Pourquoi Pujadas préfère-t-il parler du cheval que du colibacille halal qui tue ?

Les divers scandales qui dissipent en ce moment, à grand-peine, l’opacité des filières de la viande en Europe, camouflent un peu plus celui des contaminations bactériennes par l’abattage halal. Lequel abattage généreusement élargi aux consommateurs non-musulmans permet, précisons-le encore une fois, à une multitude d’établissements de se faire du fric sur la dangerosité de leurs sales pratiques.

En France, des vétérinaires continuent en vain de souffler dans la corne de brume. Personne ne semble les entendre quand ils dénoncent avec force l’entretien d’une mortalité infantile intolérable par des autorités de fait complices des colibacilles pathogènes. Le Québec, où la vigilance sur l’islamisation de la société fait assez fidèlement écho à la notre, commence à s’inquiéter de la même dérive économique et sanitaire. Là-bas aussi, des professionnels de santé s’alarment et le font savoir.

Envoyé Spécial avait l’an dernier levé un lièvre que Monsieur Pujadas (1), dans son zèle à lisser l’Islam comme on le fait d’un manteau de fourrure, se garde pour le moment de faire sortir à nouveau du terrier où on l’a fait retourner à coups de pied dans le train arrière.

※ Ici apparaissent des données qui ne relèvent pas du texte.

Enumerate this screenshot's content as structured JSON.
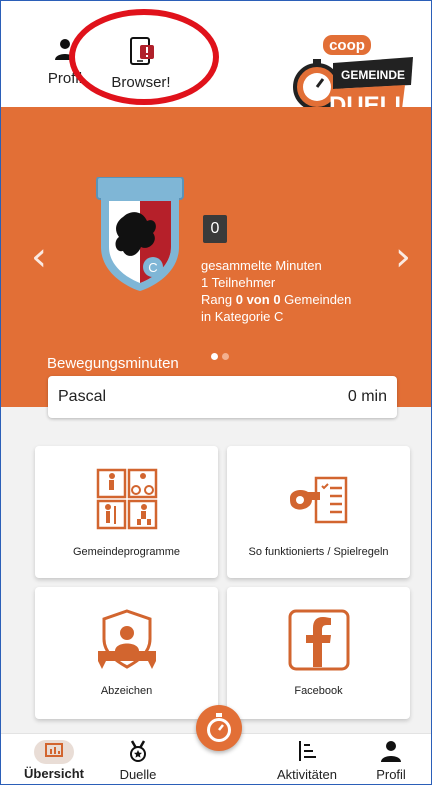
{
  "header": {
    "profil_label": "Profil",
    "browser_label": "Browser!",
    "logo": {
      "brand": "coop",
      "line1": "GEMEINDE",
      "line2": "DUELL"
    }
  },
  "hero": {
    "minutes_value": "0",
    "minutes_label": "gesammelte Minuten",
    "participants_count": "1",
    "participants_label": "Teilnehmer",
    "rank_prefix": "Rang",
    "rank_value": "0",
    "rank_of": "von",
    "rank_total": "0",
    "rank_suffix": "Gemeinden",
    "category_line": "in Kategorie C",
    "crest_badge": "C",
    "carousel": {
      "count": 2,
      "active": 0
    },
    "section_label": "Bewegungsminuten",
    "user_row": {
      "name": "Pascal",
      "value": "0 min"
    }
  },
  "tiles": [
    {
      "label": "Gemeindeprogramme",
      "icon": "sports-grid-icon"
    },
    {
      "label": "So funktionierts / Spielregeln",
      "icon": "whistle-rules-icon"
    },
    {
      "label": "Abzeichen",
      "icon": "badge-person-icon"
    },
    {
      "label": "Facebook",
      "icon": "facebook-icon"
    }
  ],
  "bottom_nav": [
    {
      "label": "Übersicht",
      "icon": "chart-icon",
      "active": true
    },
    {
      "label": "Duelle",
      "icon": "medal-icon"
    },
    {
      "label": "Aktivitäten",
      "icon": "list-icon"
    },
    {
      "label": "Profil",
      "icon": "person-icon"
    }
  ],
  "colors": {
    "accent": "#e26f36",
    "annotation_red": "#e0121b",
    "active_pill": "#e9ddd6"
  }
}
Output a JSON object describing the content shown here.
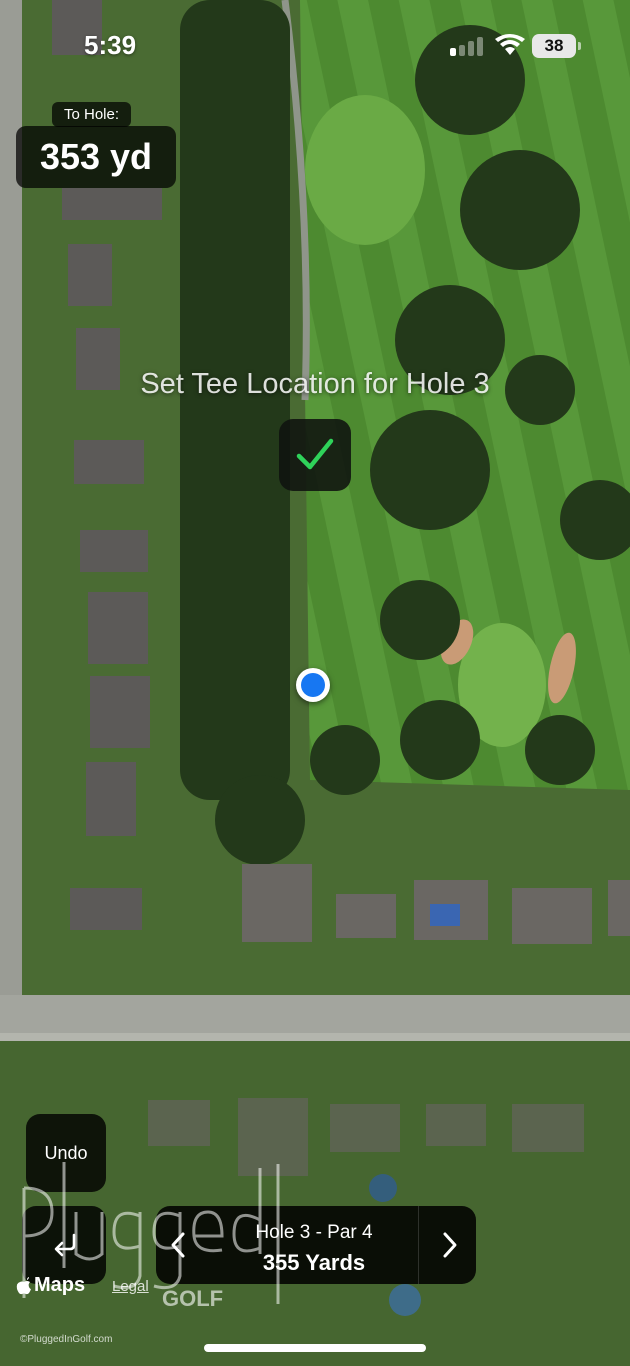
{
  "status_bar": {
    "time": "5:39",
    "battery_level": "38",
    "signal_bars_active": 1,
    "signal_bars_total": 4
  },
  "distance": {
    "label": "To Hole:",
    "value": "353 yd"
  },
  "set_tee": {
    "title": "Set Tee Location for Hole 3",
    "confirm_icon": "checkmark-icon",
    "confirm_color": "#2fd25a"
  },
  "undo": {
    "label": "Undo"
  },
  "hole_nav": {
    "hole_label": "Hole 3 - Par 4",
    "yards_label": "355 Yards",
    "back_icon": "return-arrow-icon",
    "prev_icon": "chevron-left-icon",
    "next_icon": "chevron-right-icon"
  },
  "attribution": {
    "maps_label": "Maps",
    "legal_label": "Legal"
  },
  "watermark": {
    "logo_text": "plugged in GOLF",
    "copyright": "©PluggedInGolf.com"
  },
  "colors": {
    "location_dot": "#1777f2",
    "fairway": "#4e8a32",
    "rough": "#2b4a1f"
  }
}
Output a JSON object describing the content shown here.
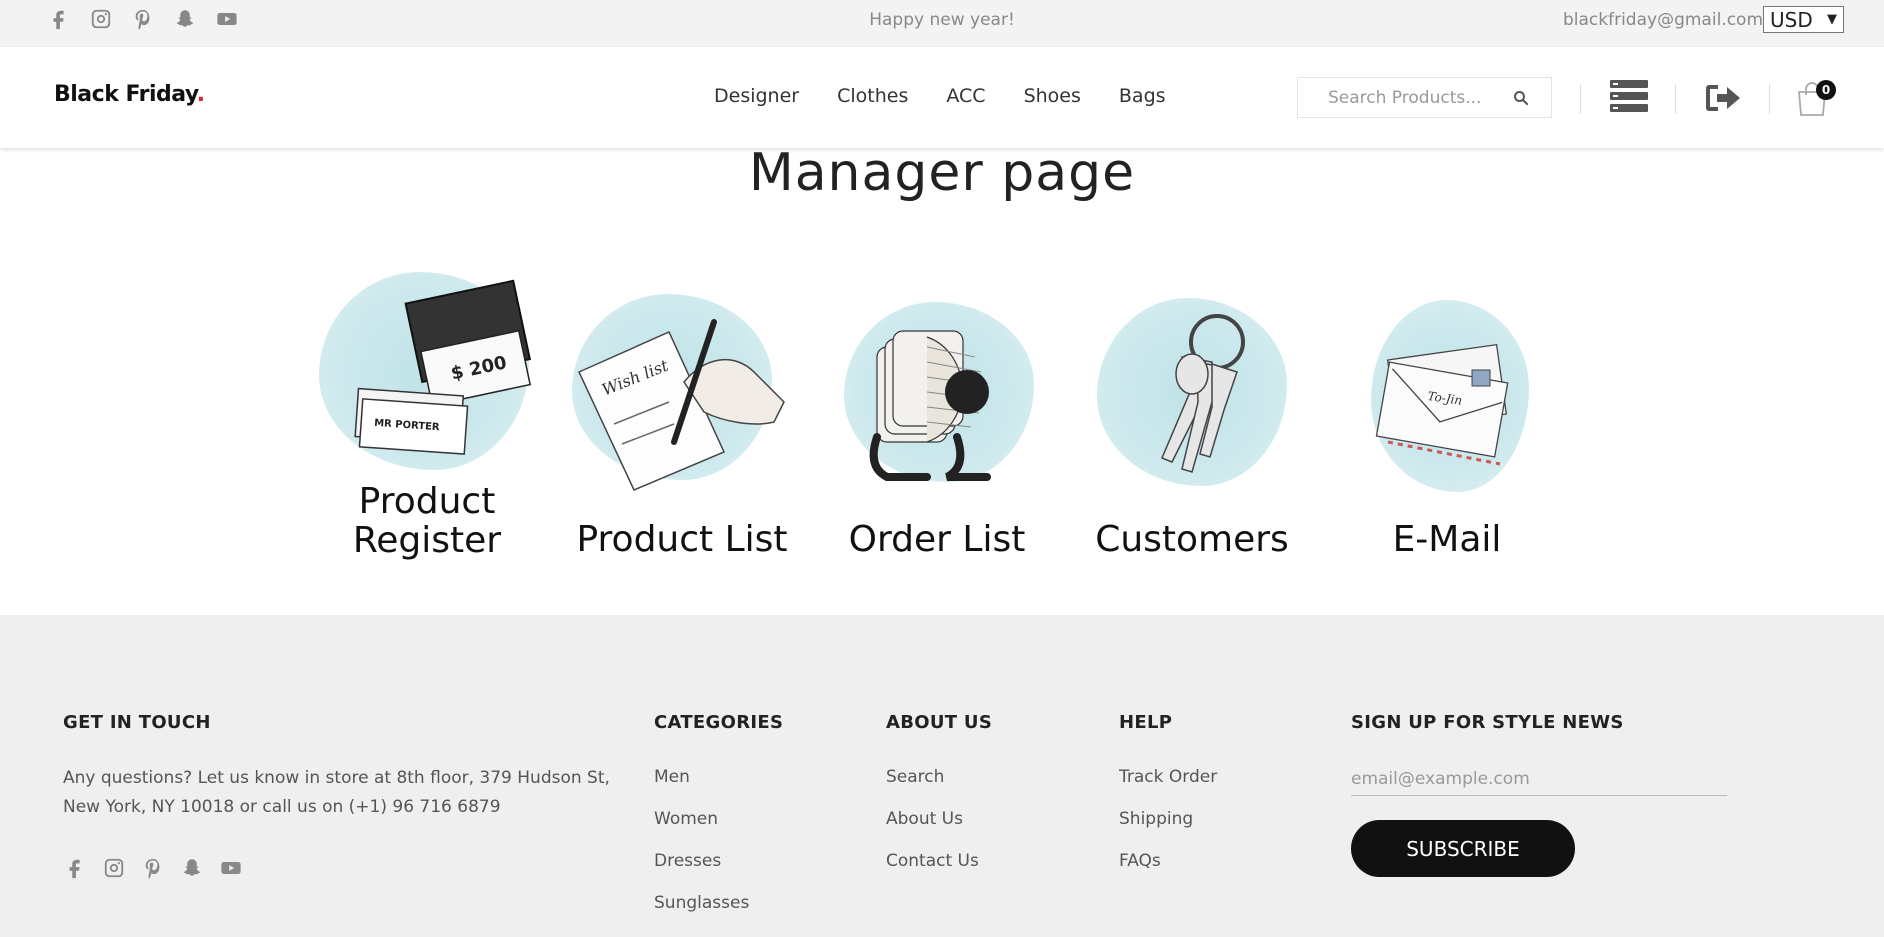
{
  "topbar": {
    "social_icons": [
      "facebook-icon",
      "instagram-icon",
      "pinterest-icon",
      "snapchat-icon",
      "youtube-icon"
    ],
    "notice": "Happy new year!",
    "email": "blackfriday@gmail.com",
    "currency": "USD"
  },
  "header": {
    "logo_text": "Black Friday",
    "logo_dot": ".",
    "nav": [
      "Designer",
      "Clothes",
      "ACC",
      "Shoes",
      "Bags"
    ],
    "search_placeholder": "Search Products...",
    "cart_count": "0",
    "icons": [
      "search-icon",
      "menu-list-icon",
      "logout-icon",
      "shopping-bag-icon"
    ]
  },
  "main": {
    "title": "Manager page",
    "tiles": [
      {
        "label": "Product Register",
        "icon": "gift-card-icon"
      },
      {
        "label": "Product List",
        "icon": "wish-list-icon"
      },
      {
        "label": "Order List",
        "icon": "rolodex-icon"
      },
      {
        "label": "Customers",
        "icon": "keys-icon"
      },
      {
        "label": "E-Mail",
        "icon": "envelopes-icon"
      }
    ],
    "accent": "#cde9ed"
  },
  "footer": {
    "contact": {
      "heading": "GET IN TOUCH",
      "text": "Any questions? Let us know in store at 8th floor, 379 Hudson St, New York, NY 10018 or call us on (+1) 96 716 6879"
    },
    "categories": {
      "heading": "CATEGORIES",
      "links": [
        "Men",
        "Women",
        "Dresses",
        "Sunglasses"
      ]
    },
    "about": {
      "heading": "ABOUT US",
      "links": [
        "Search",
        "About Us",
        "Contact Us"
      ]
    },
    "help": {
      "heading": "HELP",
      "links": [
        "Track Order",
        "Shipping",
        "FAQs"
      ]
    },
    "newsletter": {
      "heading": "SIGN UP FOR STYLE NEWS",
      "placeholder": "email@example.com",
      "button": "SUBSCRIBE"
    }
  }
}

Pourtant, tout bien considéré, il est clair que la technique halal dans les abattoirs, si elle est à priori étrangère au mélange boeuf-cheval-renard-blaireau-limaces, demeurera pour toujours le primum movens d’un désordre qui poursuit son oeuvre de mort chez les plus exposés d’entre nous, les enfants. Mais que vaut la vie d’une centaine d’entre eux lorsque, horreur suprême, on vous force à bouffer du canasson roumain recyclé sous forme de pains en Moldavie inférieure avant d’être congelé au Spitzberg, haché au large de la Hollande, mis sous cellophane en Écosse et acheminé vers nos assiettes via les autoroutes italiennes? Je plaisante, bien sûr. La congélation se fait aussi bien au Groënland.

Le mutisme de nos médias sur l’infection pérenne des consommateurs par la viande massivement halalisée est aussi obscène que leurs glapissements de vierges outragées à la découverte de jarret de purs-sang dans le filet-à-huit-cent-balles (B.Vian). Ces jocrisses occupés loin des hopitaux où l’on dyalise les victimes méritent de la part du public un rejet aussi total que celui de la viande équi-bovine dont ils font la tambouille nommée information. Le cas échéant, il leur arriverait alors ce qui chagrine en ce moment leur distinguée consoeur Al-Jezzira, parangon comme on le sait des vertus journalistiques : une baisse de quarante pour cent d’audience dans le monde arabe, et l’obligation pour le cheik-chèque en charge de la finance de perfuser en urgence la malade ainsi anémiée.

Moralité : on ne peut prendre éternellement les gens pour des cons. Conclusion : certains, de par le vaste monde, ont, vu leur réaction à première vue saine, de l’avance sur nous qui continuons à mâchouiller du hamburger halal, vautrés devant Bein-Sport.

Alain Dubos

(1) David Pujadas est ce garçon qui, au spectacle de la première tour frappée à Manhattan laissa échapper un « Wouaah, génial » éthiquement rehaussé dans la seconde par le « c’est mieux que le Concorde, tout de même » d’un de ses compagnons de chaîne. Gens admirables. C’est le même Monsieur Pujadas qui signe ces jours-ci un livre avec l’imam Chalgoumi sur une religion n’ayant strictement rien à voir avec les attentats du 11 septembre. Douze ans de réflexion pour ça. Bravo l’artiste.